5. Self Tickling Doesn’t Work
Tickling is not as simple as you might think it is. The moment someone tickles you, a whole evolutionary war turns into play.
According to studies, tickling served two basic purposes in evolution, i.e defense and socialization. And because defending against yourself and socializing with yourself doesn’t make sense, self tickling doesn’t work.
On these same bases, tickling is classified into two types. The feeling of being stroked with a feather that doesn’t provoke laughter is called knismesis, while the more familiar sensation of intense tickling, followed by heavy laughter is termed gargalesis. In spite of the fact that the later gives pleasure, the response of your body, in either case, is to repel the disturbance.
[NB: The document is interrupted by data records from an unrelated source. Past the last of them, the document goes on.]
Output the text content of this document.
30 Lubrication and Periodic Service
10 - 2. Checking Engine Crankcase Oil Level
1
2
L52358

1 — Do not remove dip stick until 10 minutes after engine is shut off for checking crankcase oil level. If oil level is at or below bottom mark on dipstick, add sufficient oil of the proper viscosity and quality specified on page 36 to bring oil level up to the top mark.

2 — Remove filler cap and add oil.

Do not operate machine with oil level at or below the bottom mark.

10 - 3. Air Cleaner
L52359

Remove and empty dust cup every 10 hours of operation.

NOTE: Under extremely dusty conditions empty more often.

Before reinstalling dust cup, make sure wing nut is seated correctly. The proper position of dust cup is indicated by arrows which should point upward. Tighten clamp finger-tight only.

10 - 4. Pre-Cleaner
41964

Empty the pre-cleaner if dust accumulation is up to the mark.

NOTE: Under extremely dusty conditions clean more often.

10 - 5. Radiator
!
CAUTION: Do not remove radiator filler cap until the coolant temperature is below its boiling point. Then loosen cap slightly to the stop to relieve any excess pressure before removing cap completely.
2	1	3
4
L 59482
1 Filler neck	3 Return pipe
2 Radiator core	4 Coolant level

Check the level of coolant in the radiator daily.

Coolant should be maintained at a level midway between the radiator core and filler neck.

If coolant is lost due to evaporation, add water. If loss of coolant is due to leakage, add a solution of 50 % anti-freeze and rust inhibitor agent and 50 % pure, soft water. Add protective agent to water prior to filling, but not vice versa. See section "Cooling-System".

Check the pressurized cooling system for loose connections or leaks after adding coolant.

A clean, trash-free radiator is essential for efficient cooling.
While tickling probably doesn’t serve as a defense mechanism anymore, it can still be taken as a kickstart to socialize in various ways including intimacy. This or that, tickling is a leftover from our early ancestors’ survival mechanisms.
6. You Had More Bones When You Were a Baby
How many times did someone tell you that the human skeleton is made up of 206 bones? He was not totally wrong! An adult human skeleton does have 206 bones.
Bones give you strength and the rigidity your body needs. While a baby is soft and fluffy, he outnumbers you by a staggering 94 extra bones, not to mention you did the same when you were a baby.
But there is nothing to worry. about, your body didn’t eat those bones up. As you grow, some of the bones actually infuse together to form one bone for more strength and compatibility.
Why the bones are unfused in the first place?
Most of a baby’s unfused bones are in the skull. unfused bones enable the baby to safely squeeze through the mother’s birth canal_would probably stay inside or rip the mother’s things up otherwise. This also enables the baby’s brain to grow faster and better, would otherwise be restrained.